Sayın Ali BABACAN Siz ve diğer parti liderleri de çok iyi biliyorsunuz ki, Türkiye nin önündeki en büyük sorun siyasi partiler kanunundaki çarpıklıktır. Konuşurken çok güzel konuşuyorsunuz, temel hak ve özgürlükler, basın özgürlüğü, adalet, vs. Türkiye Cumhuriyeti nin ana sorunu siyasete girmek isteyen DÜRÜST insanların, gerçekten ülke için adaletli davranan, hak yemeyen, milletini düşünen insanların ASLA VE DE ASLA YÖNETİM KADEMESİNE gelememesidir. Bunun yegane sebebi de siyasi partiler kanunundaki tek adamlık sultasının, parti liderleri tarafından vazgeçilemez oluşundandır. Sizi takdir ediyoruz, fakat bu ülkeyi siz bile bu yönetim anlayışıyla kurtaramazsınız.
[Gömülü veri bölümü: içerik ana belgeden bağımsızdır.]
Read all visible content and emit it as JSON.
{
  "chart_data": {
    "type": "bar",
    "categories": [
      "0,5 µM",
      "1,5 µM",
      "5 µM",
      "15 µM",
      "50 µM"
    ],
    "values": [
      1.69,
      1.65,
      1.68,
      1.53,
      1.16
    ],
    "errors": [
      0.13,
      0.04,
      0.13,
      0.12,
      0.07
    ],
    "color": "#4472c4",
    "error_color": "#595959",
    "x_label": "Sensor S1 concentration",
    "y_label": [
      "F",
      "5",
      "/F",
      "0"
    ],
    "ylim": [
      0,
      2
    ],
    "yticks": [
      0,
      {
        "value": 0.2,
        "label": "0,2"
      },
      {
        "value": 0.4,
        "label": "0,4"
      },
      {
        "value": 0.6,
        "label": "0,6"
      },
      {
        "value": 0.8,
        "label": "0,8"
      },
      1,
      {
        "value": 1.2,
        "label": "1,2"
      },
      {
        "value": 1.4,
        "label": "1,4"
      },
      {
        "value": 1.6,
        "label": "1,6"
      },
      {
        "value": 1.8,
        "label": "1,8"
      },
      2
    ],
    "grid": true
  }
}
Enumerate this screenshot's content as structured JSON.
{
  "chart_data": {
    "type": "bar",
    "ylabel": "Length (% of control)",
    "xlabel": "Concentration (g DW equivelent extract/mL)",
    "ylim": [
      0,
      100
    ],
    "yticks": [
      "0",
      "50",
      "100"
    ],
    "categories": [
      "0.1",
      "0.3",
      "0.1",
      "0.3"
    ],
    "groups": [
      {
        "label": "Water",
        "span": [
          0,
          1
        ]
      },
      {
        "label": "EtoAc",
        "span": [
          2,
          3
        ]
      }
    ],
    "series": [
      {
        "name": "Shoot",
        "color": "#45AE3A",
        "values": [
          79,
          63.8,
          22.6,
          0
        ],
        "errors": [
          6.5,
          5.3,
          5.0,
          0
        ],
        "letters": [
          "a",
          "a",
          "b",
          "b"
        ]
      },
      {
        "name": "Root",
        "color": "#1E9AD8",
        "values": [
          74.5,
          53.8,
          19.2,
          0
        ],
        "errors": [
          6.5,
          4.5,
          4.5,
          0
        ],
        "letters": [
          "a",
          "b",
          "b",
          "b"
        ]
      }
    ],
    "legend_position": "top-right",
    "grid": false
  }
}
Siyasi partilerin üyeleri ve kurucuları rant elde etmek yerine, ülkesini düşünen insanlar olmadığı sürece ki "bu siyasi partiler kanunu değişmeden olmaz" mümkün değildir. Maalesef bu kanun demokrasi kriterlerine uydurulmadığı sürece, HALKTAN KOPUK, rantiye siyaseti asla bitmeyecektir. Samimiyetinize ve dürüstlüğünüze inanmak istiyoruz. Saygılar.

17.11.2020 / 18:18

1
Kaan Karagöz Kocaeli , Yönetici

Parlamenter sistemi benimsemek, yargı gücünün sürekli mekanizmada olmasını sağlamak, günümüz Türkiye'sinin ihtiyacıdır. Artık siyasi mevcudiyet yarışının gayesi güdülmelidir. Bu konuda politikanız elzem bir çırpınıştır. Diğer yandan hayal edilen ''akıllı siyasetçiler'' topluluğuna evirilebileceğinizi düşünmekteyim. Ne dava, ne taraf, ne de kuru slogan! Fakat bilinçsiz muhalefet gruplarıyla ufakta olsa demeçler vermeye başlamışsınız. İnşallah ilerde kazansanız da kaybetseniz de sizlere yakıştıramadığım oluşumlara, propagandalara dahil olmazsınız. Yolunuz bahtınız açık olsun.